The most important aspect to my definition is the idea that drawing must be made with a tool that is of a solid consistency, not a brush as this has an articulation, nor a computer, as this has many interventions from the moment the idea leaves the hand to the moment to when it appears on screen, but with a pencil, a pen, charcoal etc.

The reason for this has to do with the immediacy that a hard-nibbed object brings to the work. If you are to draw a line with a brush some may consider this an act of drawing but to me the articulated head of a brush is one separation between the mark made upon the ground from the physical action of the hand and therefore the brain. This separation causes the mark made to be less accurate to the influence of the hand/brain. The more separations you have between hand and ground, the less human the activity becomes.The reason I admire the act of drawing above all other art forms is its ability to convey the artists thoughts, sub-conscious and conscious, to the viewer. This is the reason that seeing artists sketch-books is of vital importance to understanding their work. It is this honesty and the immediacy of the process of understanding thought through drawing and conversely drawing through thought that makes the subject so important to every artist.

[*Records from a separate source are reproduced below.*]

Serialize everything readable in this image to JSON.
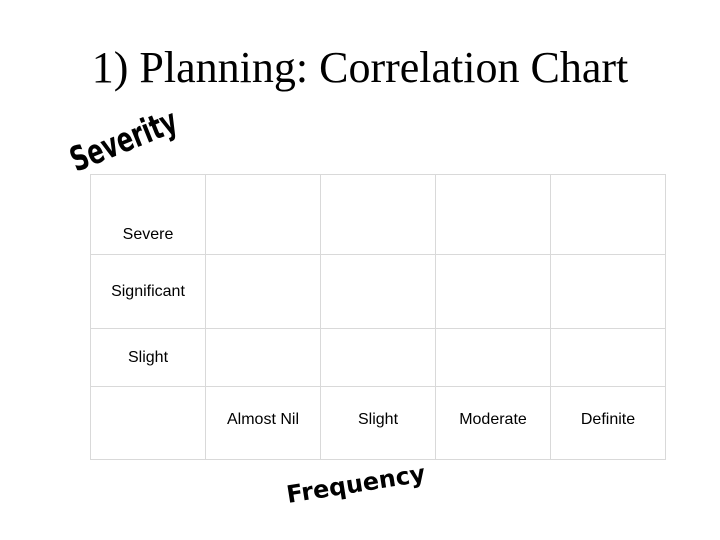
{
  "title": "1) Planning: Correlation Chart",
  "wordart": {
    "severity": "Severity",
    "frequency": "Frequency"
  },
  "matrix": {
    "severity_levels": [
      "Severe",
      "Significant",
      "Slight"
    ],
    "frequency_levels": [
      "Almost Nil",
      "Slight",
      "Moderate",
      "Definite"
    ]
  }
}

I believe that to attain the ultimate accuracy and understanding of this relationship between brain and hand, the journey on to paper must be as little interrupted as possible. The pencil is, afterall, a more accurate extension of the hand.

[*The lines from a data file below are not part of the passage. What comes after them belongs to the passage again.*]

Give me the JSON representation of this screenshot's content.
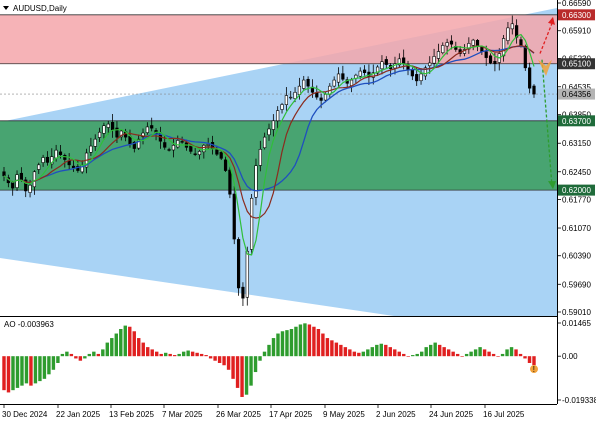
{
  "header": {
    "symbol_label": "AUDUSD,Daily"
  },
  "ao": {
    "label": "AO -0.003963",
    "y_ticks": [
      "0.01465",
      "0.00",
      "-0.019338"
    ]
  },
  "price_axis": {
    "ticks": [
      "0.66590",
      "0.65910",
      "0.65230",
      "0.64535",
      "0.63850",
      "0.63150",
      "0.62450",
      "0.61770",
      "0.61070",
      "0.60390",
      "0.59690",
      "0.59010"
    ],
    "highlighted": [
      {
        "label": "0.66300",
        "value": 0.663,
        "bg": "#b92b2b",
        "fg": "#ffffff"
      },
      {
        "label": "0.65100",
        "value": 0.651,
        "bg": "#333333",
        "fg": "#ffffff"
      },
      {
        "label": "0.64356",
        "value": 0.64356,
        "bg": "#b4b4b4",
        "fg": "#000000"
      },
      {
        "label": "0.63700",
        "value": 0.637,
        "bg": "#1f6b3a",
        "fg": "#ffffff"
      },
      {
        "label": "0.62000",
        "value": 0.62,
        "bg": "#1f6b3a",
        "fg": "#ffffff"
      }
    ]
  },
  "time_axis": {
    "labels": [
      "30 Dec 2024",
      "22 Jan 2025",
      "13 Feb 2025",
      "7 Mar 2025",
      "26 Mar 2025",
      "17 Apr 2025",
      "9 May 2025",
      "2 Jun 2025",
      "24 Jun 2025",
      "16 Jul 2025"
    ]
  },
  "colors": {
    "resistance_zone": "#f4a6aa",
    "support_zone": "#3d9e63",
    "channel": "#a9d3f5",
    "ma_fast": "#2fbf3a",
    "ma_mid": "#8b2b1e",
    "ma_slow": "#1f4fbf",
    "ao_up": "#2e9c2e",
    "ao_down": "#e02020",
    "arrow_up": "#e02020",
    "arrow_down": "#2e9c2e"
  },
  "chart_data": [
    {
      "type": "candlestick",
      "title": "AUDUSD,Daily",
      "ylim": [
        0.5901,
        0.6659
      ],
      "x_labels": [
        "30 Dec 2024",
        "22 Jan 2025",
        "13 Feb 2025",
        "7 Mar 2025",
        "26 Mar 2025",
        "17 Apr 2025",
        "9 May 2025",
        "2 Jun 2025",
        "24 Jun 2025",
        "16 Jul 2025"
      ],
      "close_path": [
        0.6235,
        0.6218,
        0.6205,
        0.6238,
        0.6225,
        0.6198,
        0.6212,
        0.6245,
        0.6262,
        0.628,
        0.6268,
        0.6282,
        0.6298,
        0.6287,
        0.6275,
        0.6262,
        0.6255,
        0.6248,
        0.6262,
        0.6291,
        0.6308,
        0.6325,
        0.6342,
        0.6358,
        0.6362,
        0.6348,
        0.633,
        0.6345,
        0.633,
        0.6312,
        0.6302,
        0.6325,
        0.634,
        0.6355,
        0.6352,
        0.6338,
        0.632,
        0.6305,
        0.6298,
        0.631,
        0.6322,
        0.6318,
        0.6305,
        0.6295,
        0.6288,
        0.6295,
        0.631,
        0.6312,
        0.6302,
        0.6288,
        0.6278,
        0.6248,
        0.619,
        0.608,
        0.596,
        0.5935,
        0.605,
        0.618,
        0.626,
        0.63,
        0.633,
        0.635,
        0.637,
        0.6395,
        0.641,
        0.6432,
        0.6428,
        0.644,
        0.6455,
        0.647,
        0.6455,
        0.644,
        0.6428,
        0.642,
        0.6435,
        0.6455,
        0.647,
        0.6485,
        0.6472,
        0.6462,
        0.647,
        0.6482,
        0.6492,
        0.6488,
        0.6478,
        0.6488,
        0.6502,
        0.6515,
        0.6508,
        0.6498,
        0.651,
        0.6522,
        0.651,
        0.6495,
        0.648,
        0.6468,
        0.6485,
        0.65,
        0.6512,
        0.6528,
        0.654,
        0.6555,
        0.6562,
        0.6558,
        0.6545,
        0.6535,
        0.6545,
        0.656,
        0.6568,
        0.6555,
        0.654,
        0.6525,
        0.6512,
        0.651,
        0.6535,
        0.6572,
        0.6598,
        0.6608,
        0.6575,
        0.6555,
        0.65,
        0.645,
        0.64356
      ],
      "zones": [
        {
          "name": "resistance",
          "from": 0.651,
          "to": 0.663
        },
        {
          "name": "support",
          "from": 0.62,
          "to": 0.637
        }
      ],
      "moving_averages": [
        "ma_fast",
        "ma_mid",
        "ma_slow"
      ],
      "forecast_targets": [
        0.663,
        0.62
      ]
    },
    {
      "type": "bar",
      "title": "AO -0.003963",
      "ylim": [
        -0.019338,
        0.01465
      ],
      "values": [
        -0.015,
        -0.016,
        -0.015,
        -0.014,
        -0.013,
        -0.012,
        -0.013,
        -0.012,
        -0.011,
        -0.01,
        -0.008,
        -0.006,
        -0.003,
        0.001,
        0.002,
        0.001,
        -0.001,
        -0.002,
        -0.001,
        0.001,
        0.002,
        0.001,
        0.003,
        0.006,
        0.008,
        0.01,
        0.012,
        0.0135,
        0.013,
        0.011,
        0.008,
        0.006,
        0.004,
        0.003,
        0.002,
        0.001,
        0.0015,
        0.001,
        0.0005,
        0.001,
        0.002,
        0.0025,
        0.002,
        0.0015,
        0.001,
        0.0005,
        -0.001,
        -0.002,
        -0.003,
        -0.004,
        -0.006,
        -0.01,
        -0.014,
        -0.018,
        -0.017,
        -0.013,
        -0.007,
        -0.002,
        0.002,
        0.005,
        0.008,
        0.01,
        0.011,
        0.0115,
        0.012,
        0.013,
        0.014,
        0.0145,
        0.014,
        0.013,
        0.012,
        0.01,
        0.008,
        0.007,
        0.006,
        0.005,
        0.004,
        0.003,
        0.002,
        0.0015,
        0.002,
        0.003,
        0.004,
        0.005,
        0.0055,
        0.005,
        0.004,
        0.003,
        0.002,
        0.001,
        0.0,
        0.0005,
        0.001,
        0.002,
        0.004,
        0.005,
        0.006,
        0.005,
        0.004,
        0.003,
        0.002,
        0.001,
        0.0,
        0.001,
        0.002,
        0.003,
        0.004,
        0.003,
        0.002,
        0.001,
        0.0,
        0.001,
        0.003,
        0.004,
        0.003,
        0.001,
        -0.001,
        -0.003,
        -0.0039
      ]
    }
  ]
}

I have expanded this line of thought into differing materials and most recently paint. By cutting and scarring a line through the surface of paint I am able to retain the primacy of drawing in conjunction with the many different qualities of oil paints.

The work is then presented with an oblique light raking the surface of the image that lends each line an accompanying shadow, thereby high-lighting the drawn qualities.

Credit: http://www.manifestgallery.org/nda/nda2006/monahan.html

Tuesday, April 1, 2008

BUY ART FROM LIVING ARTISTS...

The art dealer Larry Salander whose gallery Salander-O'Reilly was shut down due to allegations of financial improprieties is quoted as saying, "Our society now values a Warhol for three times as much money as a great Rembrandt." Further, "That tells me that we're fucked. It's as if people would rather fuck than make love."

Thanks to The Atlantic, here's a quote: I don't have a lot of sympathy for those who bemoan contemporary art and seek a return to the old-masters. Appreciating formalism is one thing; crusading against contemporary art in order to correct an alleged cultural imbalance is something else entirely. When you buy a piece of art from a living artist you are funding her next project; you are allowing her to continue with her work. What does it matter to Rembrandt how much his painting sells for?

I SECOND THE MOTION, with this caveat, Warhol endowed a foundation that does good work: The Foundation's objective is to foster innovative artistic expression and the creative process by encouraging and supporting cultural organizations that in turn, directly or indirectly, support artists and their work. The Foundation values the contribution these organizations make to artists and audiences and to society as a whole by supporting, exhibiting and interpreting a broad spectrum of contemporary artistic practice. http://www.warholfoundation.org/

So buy contemporary art from living artists or from the recently deceased, you'll be funding our next projects, helping us pay our studio rent, or supporting our heirs and heiresses.